As WHO takes the fall

It is indeed about time to look beyond geopolitical and commercial incentives as the world remains partially shut down

Durdana Najam April 18, 2020
Just when it was least expected, the frustrated United States President, Donald Trump, discontinued funding to the World Health Organization (WHO). The organisation was accused of mismanaging the coronavirus. It was also blamed for not preparing societies for a pandemic that could chase out any modern and advance medical technology. This is a classic case of projection i.e. trying to evade a difficult situation by blaming the opposite party for creating it. The fact is that since the SARS outbreak, the WHO had issued three pandemic preparedness guidelines — in 2003, 2005 and the last one in 2009.

Before holding WHO in scorn, it would not be a bad idea for world leaders to count the amount of time, resources and intellect they had spent on the global health sector. Why would the IMF or the World Bank not make their funding to third world and Latin American countries conditional to building a strong social infrastructure? Why has there always been a premium attached to debt from international financial institutions? A premium that could only be paid from the sweat of the labourers who had to toil harder to pay the rising electricity bills and the inflation-hit food items because the IMF restructuring programmes’ first snarl is usually reserved for the energy and food sectors of the debt seeking country.

Billions of dollars have been spent on wars and destruction. The toll has continued to rise since 9/11, or precisely since terrorism has become the talk of the defence lexicon of the Western countries led by the US. From Afghanistan to Iraq to Syria to Libya and Yemen, the cover lent to each invasion was emancipating their citizens from the authoritarian policies of their governments. It did not matter if, in this so-called freedom mission, the misery of untold proportion befell on those countries.

Millions of people have died of explosives, hunger and poverty in the squalid camps and displacement centres. Scores of desperate migrants have lost their lives in seas and deserts while attempting to flee hunger and infections. Other than the whimpers from the increasingly weak and Americanised United Nations and those influenced by the former’s world order, there was hardly any objective reasoning to stop people from dying unnecessarily.
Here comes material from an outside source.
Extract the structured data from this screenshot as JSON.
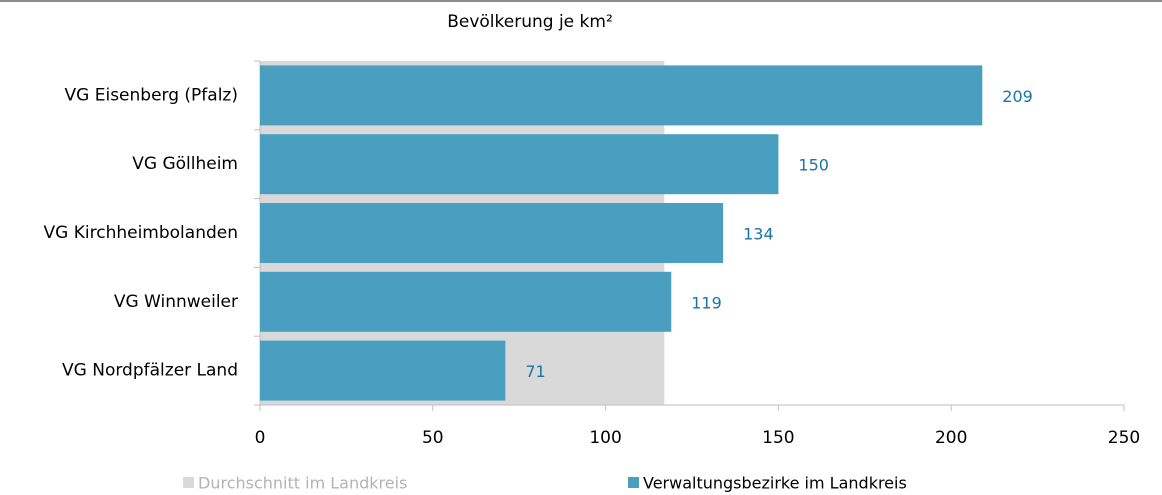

One can control a pandemic through social isolation, but countering a superpower on an imperial mission has been a difficult option.

More deaths are awaited by the people caught in war, especially in Yemen. The UN is pulling off a number of its funding programmes on account of the parched coffer. Thirty-one out of the total 41 programmes will be taken off which means “up to one million displaced people will not receive critical supplies, and 80% of health services to treat Covid-19 may stop by the end of April.”

According to the UN report released on Wednesday, 14 million people in Yemen lack access to basic hand-washing facilities.

Apparently, it seems there is no fund left for humanitarian assistance. If that is the case, how come the IMF is doling out funds to the developing countries to breakeven in the time of crisis? This money is contributed through the Bilateral Borrowing Agreements, which is the IMF’s third line of defence and has been reframed in March 2020, to support its members through the global pandemic.

In corollary, it is not the WHO, but the misplaced priorities and the insanity to empower the opportunists and exploiters in the Third World for commercial incentives that has made the world look emaciated and helpless in the face of a deadly virus while all the scientists and technological experts wring their hands in despair and lack of preparedness.

It is indeed about time to look beyond geopolitical and commercial incentives as the world remains partially shut down for what is being called a long-overdue repair.

Published in The Express Tribune, April 18th, 2020.